É uma história muito bonita, muito bem escrita e que, embora relate muita tristeza, me manteve com um sorriso no rosto porque está repleta de bom humor, de ternura, de aconchego e de gente muito mas muito real e próxima, que sentimos que podemos abraçar.

Gostei muito e recomendo sem qualquer hesitação.

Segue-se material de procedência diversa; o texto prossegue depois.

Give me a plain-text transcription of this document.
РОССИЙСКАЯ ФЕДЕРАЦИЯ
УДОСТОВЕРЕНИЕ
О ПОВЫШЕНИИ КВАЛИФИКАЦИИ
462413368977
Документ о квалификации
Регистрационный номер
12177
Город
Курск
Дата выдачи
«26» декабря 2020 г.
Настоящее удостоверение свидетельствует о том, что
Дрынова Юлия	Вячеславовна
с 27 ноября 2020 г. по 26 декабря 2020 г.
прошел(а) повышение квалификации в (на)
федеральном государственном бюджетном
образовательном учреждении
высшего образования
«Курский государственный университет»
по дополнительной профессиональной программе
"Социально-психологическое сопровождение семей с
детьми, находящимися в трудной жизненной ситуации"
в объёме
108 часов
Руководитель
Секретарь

Nariné Abgarian é para manter debaixo de olho. 

Boas leituras!


Excerto (pág. 41):

"Cada linhagem da aldeia de Maran tinha a sua alcunha. Na maioria dos casos, era cómica e engraçada, às vezes irónica, mas havia, embora raramente, as muito ofensivas. A alcunha da linhagem estava em conformidade com o comportamento da pessoa, boa ou indecente, e depois o apelido era herdado pelos descendentes. 
Por exemplo, o bisavô de Iassaman, na sua juventude, visitava muito o seu primo, ator principal de um dos maiores teatros do Vale. O primo levava-o aos espetáculos, apresentava-o nos círculos da alta-roda, ensinava-lhe como era preciso vestir-se. Uma vez, o bisavô voltou do vale com um chapéu nunca visto, até provocatório do ponto de vista dos conterrâneos. Quando lhe perguntaram que coisa era aquela que trazia enfiada na cabeça, o bisavô respondeu em tom de desafio:< Chlapka! > Pelo que foi apelidado de Chlapka, e os seus descendentes de Chlapkants. 
Quanto à alcunha da linhagem dos Chalvarants, a história foi outra. O avô de Ovanés preparou-se para a guerra mundial como se fosse para uma festa: retorceu o bigode, enfiou na testa o gorro, cingiu a tiracolo duas cartucheiras em cruz, vestiu umas calças novas, caríssimas. Não chegou, porém, a juntar-se ao seu regimento, pelo caminho viu-se sob um canhoneio. Um estilhaços atingiu-lhe uma perna abaixo do joelho, o ferimento foi tão grave que lhe amputaram uma parte da perna e, acabado o tratamento, mandaram-no para casa. No hospital, o avô de Ovanés, em vez de se preocupar com a perna mutilada, lamentou as calças novas que teve de deitar fora. 
- Chalvars, Chalvars - queixava-se às irmãs de misericórdia e aos médicos. Pelo que foi alcunhado de Chalvars, e todos os seus descendentes, de Chalvarants. 
Na aldeia, brincavam que Iassaman e Ovanés se completavam como peças de vestuário."